The Afghan Taliban and TTP have grown increasingly close over the decade of war, both inside Afghanistan and in the Pakistani borderlands. The TTP leader has pledged allegiance to the Taliban emir and declared that his group was part of the Islamic Emirate of Afghanistan (the name of the Taliban's unrecognized state). The TTP helped the Afghan Taliban fight the US and the previous Afghan government and is widely believed to have sanctuaries in eastern Afghanistan.

Jamaat Ansarullah Camps and Units in Afghanistan

According to a UN monitoring report, Jamaat Ansarullah, also known as the “Tajik Taliban,” operates training camps in Afghanistan’s Khost province. It has al-Qaeda instructors and weapons experts at its disposal. There is also evidence of a special military center in the Kalafgan district of Takhar province to train fighters from Central Asian and Arab countries.

Jamaat Ansarullah has also created a unit known as Ansar, based in the Imam Sahib district of Kunduz. The unit’s mission is to “infiltrate border areas,” presumably Tajikistan. Imam Sahib borders Tajikistan and is known as a stronghold of the Taliban and Jamaat Ansarullah.

The group is also known for its involvement in a joint operation with the Taliban and al-Qaeda in the Faizabad district of Badakhshan province. According to the Monitoring Group, Jamaat Ansarullah and al-Qaeda militants were deployed with a suicide bomber unit from the Lashkar-e-Mansuri Martyrs Battalion to combat Afghan opposition groups.

Jamaat Ansarullah emerged in Tajikistan in 2006 as an offshoot of the Islamic Movement of Uzbekistan (IMU) targeting Tajikistan. The terrorist organization aims to overthrow the government in Dushanbe and establish an Islamist regime in the country. Jamaat Ansarullah has been active in northern Afghanistan since its inception, receiving support from the IMU and the Taliban. Even after its leader, Mullah Amriddin Tabarov, was killed by Afghan government forces in 2015, the group maintained a presence in Afghanistan, including training centers.

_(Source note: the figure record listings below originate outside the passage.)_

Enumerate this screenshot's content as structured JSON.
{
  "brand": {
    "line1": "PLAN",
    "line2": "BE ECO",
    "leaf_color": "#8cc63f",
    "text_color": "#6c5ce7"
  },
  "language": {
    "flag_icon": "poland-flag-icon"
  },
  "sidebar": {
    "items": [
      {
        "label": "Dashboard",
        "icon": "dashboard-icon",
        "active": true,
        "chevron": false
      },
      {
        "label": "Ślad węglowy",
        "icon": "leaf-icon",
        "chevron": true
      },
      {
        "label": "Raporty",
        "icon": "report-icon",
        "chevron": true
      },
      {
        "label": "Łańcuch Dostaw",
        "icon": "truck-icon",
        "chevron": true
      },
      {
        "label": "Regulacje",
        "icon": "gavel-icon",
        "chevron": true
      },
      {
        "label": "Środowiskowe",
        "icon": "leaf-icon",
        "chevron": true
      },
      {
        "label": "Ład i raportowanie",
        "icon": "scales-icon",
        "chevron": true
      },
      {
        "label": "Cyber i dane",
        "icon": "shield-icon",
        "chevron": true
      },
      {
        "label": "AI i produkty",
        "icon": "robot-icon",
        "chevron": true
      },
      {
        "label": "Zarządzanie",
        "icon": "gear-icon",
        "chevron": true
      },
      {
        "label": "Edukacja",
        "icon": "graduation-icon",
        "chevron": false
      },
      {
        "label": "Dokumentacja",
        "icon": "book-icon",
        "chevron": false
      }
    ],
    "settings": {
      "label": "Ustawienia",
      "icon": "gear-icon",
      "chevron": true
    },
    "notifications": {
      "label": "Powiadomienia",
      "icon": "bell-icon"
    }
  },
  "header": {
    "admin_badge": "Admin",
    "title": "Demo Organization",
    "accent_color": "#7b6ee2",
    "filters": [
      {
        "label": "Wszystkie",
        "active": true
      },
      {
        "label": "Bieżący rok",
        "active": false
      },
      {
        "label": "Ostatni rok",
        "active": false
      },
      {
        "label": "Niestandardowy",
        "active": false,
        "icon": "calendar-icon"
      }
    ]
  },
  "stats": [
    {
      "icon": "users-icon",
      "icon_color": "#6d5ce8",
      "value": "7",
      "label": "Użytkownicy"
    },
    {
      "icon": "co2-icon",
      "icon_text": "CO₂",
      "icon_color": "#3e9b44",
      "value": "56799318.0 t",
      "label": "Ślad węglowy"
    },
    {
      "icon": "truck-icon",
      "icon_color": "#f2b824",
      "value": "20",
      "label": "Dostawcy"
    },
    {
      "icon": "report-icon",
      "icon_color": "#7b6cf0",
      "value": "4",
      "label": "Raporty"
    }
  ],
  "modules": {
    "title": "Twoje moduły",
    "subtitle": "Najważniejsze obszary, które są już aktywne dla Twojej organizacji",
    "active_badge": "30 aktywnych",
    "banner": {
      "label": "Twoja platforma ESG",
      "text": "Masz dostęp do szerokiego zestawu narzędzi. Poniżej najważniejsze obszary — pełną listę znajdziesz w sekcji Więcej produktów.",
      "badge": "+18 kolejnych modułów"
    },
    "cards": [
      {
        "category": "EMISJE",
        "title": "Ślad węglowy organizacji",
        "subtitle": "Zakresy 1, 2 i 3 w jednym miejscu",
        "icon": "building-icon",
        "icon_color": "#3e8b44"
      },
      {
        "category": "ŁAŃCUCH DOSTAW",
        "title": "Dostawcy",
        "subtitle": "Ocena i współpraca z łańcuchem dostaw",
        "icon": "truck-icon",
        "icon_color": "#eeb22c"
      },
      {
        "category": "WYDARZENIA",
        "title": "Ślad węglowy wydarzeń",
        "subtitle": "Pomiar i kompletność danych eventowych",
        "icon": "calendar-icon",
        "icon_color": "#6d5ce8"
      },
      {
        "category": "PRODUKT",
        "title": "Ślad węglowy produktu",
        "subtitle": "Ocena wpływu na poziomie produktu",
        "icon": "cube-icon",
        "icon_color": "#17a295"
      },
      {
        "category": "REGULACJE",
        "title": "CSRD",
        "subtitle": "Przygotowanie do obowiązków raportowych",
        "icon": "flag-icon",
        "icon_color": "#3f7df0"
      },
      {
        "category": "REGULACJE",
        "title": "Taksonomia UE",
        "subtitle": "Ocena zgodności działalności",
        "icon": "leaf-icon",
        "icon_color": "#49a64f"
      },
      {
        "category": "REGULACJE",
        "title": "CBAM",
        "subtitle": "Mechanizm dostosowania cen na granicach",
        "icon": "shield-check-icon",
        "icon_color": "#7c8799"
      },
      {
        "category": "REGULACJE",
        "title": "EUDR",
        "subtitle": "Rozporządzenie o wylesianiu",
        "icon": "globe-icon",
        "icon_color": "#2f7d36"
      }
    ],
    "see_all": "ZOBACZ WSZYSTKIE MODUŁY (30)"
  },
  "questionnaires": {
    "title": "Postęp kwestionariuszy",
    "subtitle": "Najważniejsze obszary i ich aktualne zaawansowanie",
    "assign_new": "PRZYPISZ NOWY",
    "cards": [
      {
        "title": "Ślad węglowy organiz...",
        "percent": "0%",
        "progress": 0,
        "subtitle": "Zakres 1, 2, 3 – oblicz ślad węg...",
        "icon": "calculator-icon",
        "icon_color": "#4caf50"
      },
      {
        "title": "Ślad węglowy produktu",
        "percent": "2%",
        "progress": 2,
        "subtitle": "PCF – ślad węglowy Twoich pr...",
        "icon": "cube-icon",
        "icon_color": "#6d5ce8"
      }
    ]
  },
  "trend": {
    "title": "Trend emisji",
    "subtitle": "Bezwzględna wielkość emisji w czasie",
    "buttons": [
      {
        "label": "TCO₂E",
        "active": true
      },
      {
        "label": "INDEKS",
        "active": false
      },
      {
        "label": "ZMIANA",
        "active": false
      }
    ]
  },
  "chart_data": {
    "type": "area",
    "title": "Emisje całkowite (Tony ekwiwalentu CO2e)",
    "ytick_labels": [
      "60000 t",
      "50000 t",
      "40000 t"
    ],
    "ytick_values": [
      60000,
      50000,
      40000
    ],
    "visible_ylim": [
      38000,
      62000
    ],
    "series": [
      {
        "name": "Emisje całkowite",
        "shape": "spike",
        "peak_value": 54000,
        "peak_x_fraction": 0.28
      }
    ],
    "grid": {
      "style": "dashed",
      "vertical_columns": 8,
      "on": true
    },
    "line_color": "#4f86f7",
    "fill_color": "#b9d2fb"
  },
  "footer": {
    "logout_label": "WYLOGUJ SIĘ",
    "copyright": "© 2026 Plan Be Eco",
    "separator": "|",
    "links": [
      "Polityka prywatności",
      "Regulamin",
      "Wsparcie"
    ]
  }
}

According to open sources, the current leader of Jamaat Ansarullah is Mahdi Arsalan (real name Mohammad Sharifov). In 2015, he arrived in Afghanistan and joined the group’s militants, who are conducting subversive activities against the Tajik government. Arsalan believes that only “jihad” can destroy the existing Tajik regime, replacing it with an Islamic Emirate governed by a radical interpretation of Sharia law. During the Taliban offensive in the summer of 2021, the movement's leadership sanctioned the transfer of five districts of the northern province of Badakhshan to the control of Arsalan.